Site of new south Belfast bar is deteriorating, warns Wetherspoon's boss: But city centre pub given green light
JD Wetherspoon chairman Tim Martin has sounded a warning about the "deteriorating condition" of the former south Belfast church which is to become his latest bar, the Belfast Telegraph can reveal.
Wetherspoon's has been planning to create around 100 jobs with two new pubs for Belfast, including one at the former Methodist church on University Road and another in Royal Avenue.
But Mr Martin, who was raised in Northern Ireland, said there are concerns over the condition of the church, which Wetherspoon's is understood to have paid £1.2m for in 2014.
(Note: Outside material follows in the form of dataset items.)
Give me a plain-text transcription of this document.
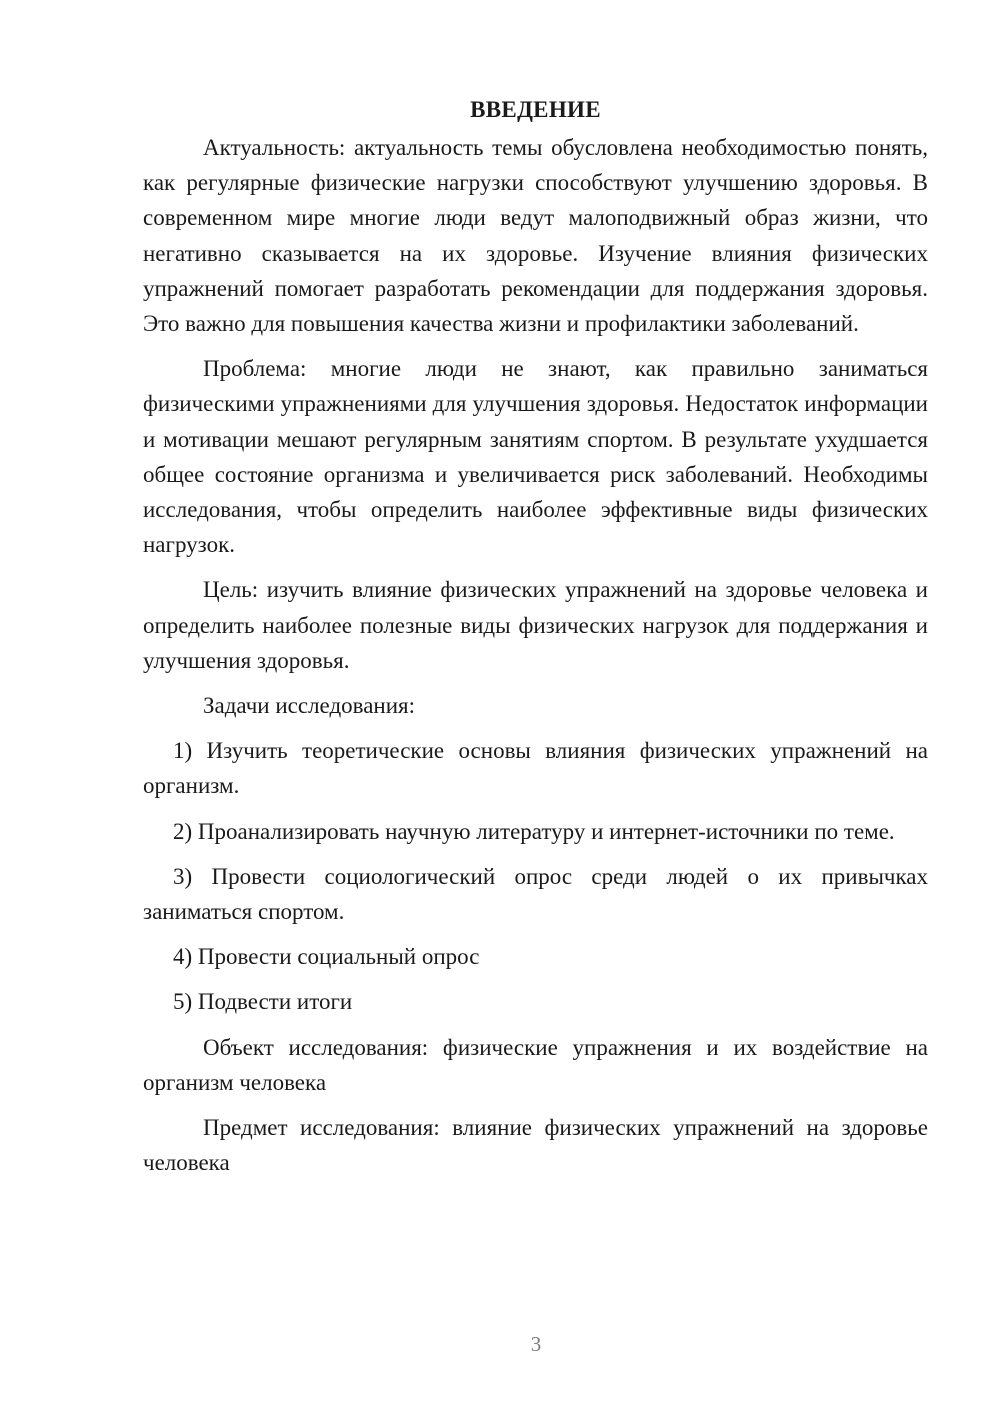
ВВЕДЕНИЕ

Актуальность: актуальность темы обусловлена необходимостью понять, как регулярные физические нагрузки способствуют улучшению здоровья. В современном мире многие люди ведут малоподвижный образ жизни, что негативно сказывается на их здоровье. Изучение влияния физических упражнений помогает разработать рекомендации для поддержания здоровья. Это важно для повышения качества жизни и профилактики заболеваний.

Проблема: многие люди не знают, как правильно заниматься физическими упражнениями для улучшения здоровья. Недостаток информации и мотивации мешают регулярным занятиям спортом. В результате ухудшается общее состояние организма и увеличивается риск заболеваний. Необходимы исследования, чтобы определить наиболее эффективные виды физических нагрузок.

Цель: изучить влияние физических упражнений на здоровье человека и определить наиболее полезные виды физических нагрузок для поддержания и улучшения здоровья.

Задачи исследования:

1) Изучить теоретические основы влияния физических упражнений на организм.

2) Проанализировать научную литературу и интернет-источники по теме.

3) Провести социологический опрос среди людей о их привычках заниматься спортом.

4) Провести социальный опрос

5) Подвести итоги

Объект исследования: физические упражнения и их воздействие на организм человека

Предмет исследования: влияние физических упражнений на здоровье человека

3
He said the "condition of the building is deteriorating" and the company is keen to get planning permission and listed building consent in order to begin work.
The red sandstone premises has interconnecting church halls and a distinctive tower.
Meanwhile, the company has now received planning permission for its other proposed new pub at the former JJB Sports on Royal Avenue - its 10th pub in the province.
Mr Martin told the Belfast Telegraph: "We are very pleased about that. We have planning permission, and hope to get on site there as soon as possible, and at University Street.
"We don't want to leave them empty too long."
It's not yet clear whether the Royal Avenue pub has received its licence yet.
But Mr Martin said he's keen to get both pubs opened as soon as possible, in order to benefit from the influx of students expected to descend on the city centre later this year. Ulster University is moving much of its Jordanstown campus to its new York Street base in the heart of Belfast city centre.
"It would be great, and it's been dragging on a little bit, so it would be great to get them open, creating around 100 new jobs between the two," he said.
Mr Martin is an outspoken critic of the EU, and earlier this year came out strongly in favour of a Brexit.
He's now one of the most recognisable business faces actively campaigning for the UK to exit the EU.
"It's taking up quite a lot of my time," he said.
"There seems to be an insatiable desire to debate the issue in the media at the moment, which is a good thing.
"But there aren't a huge number of people stepping forward. I think if people think about it hard, and are given the information, they won't vote for less democracy, and I think they will vote to leave.
"It's difficult for them, because I don't think the Prime Minister and Chancellor are being honest in what they are saying."
Mr Martin said the arguments from the pro-EU camp were now "reaching the absurd".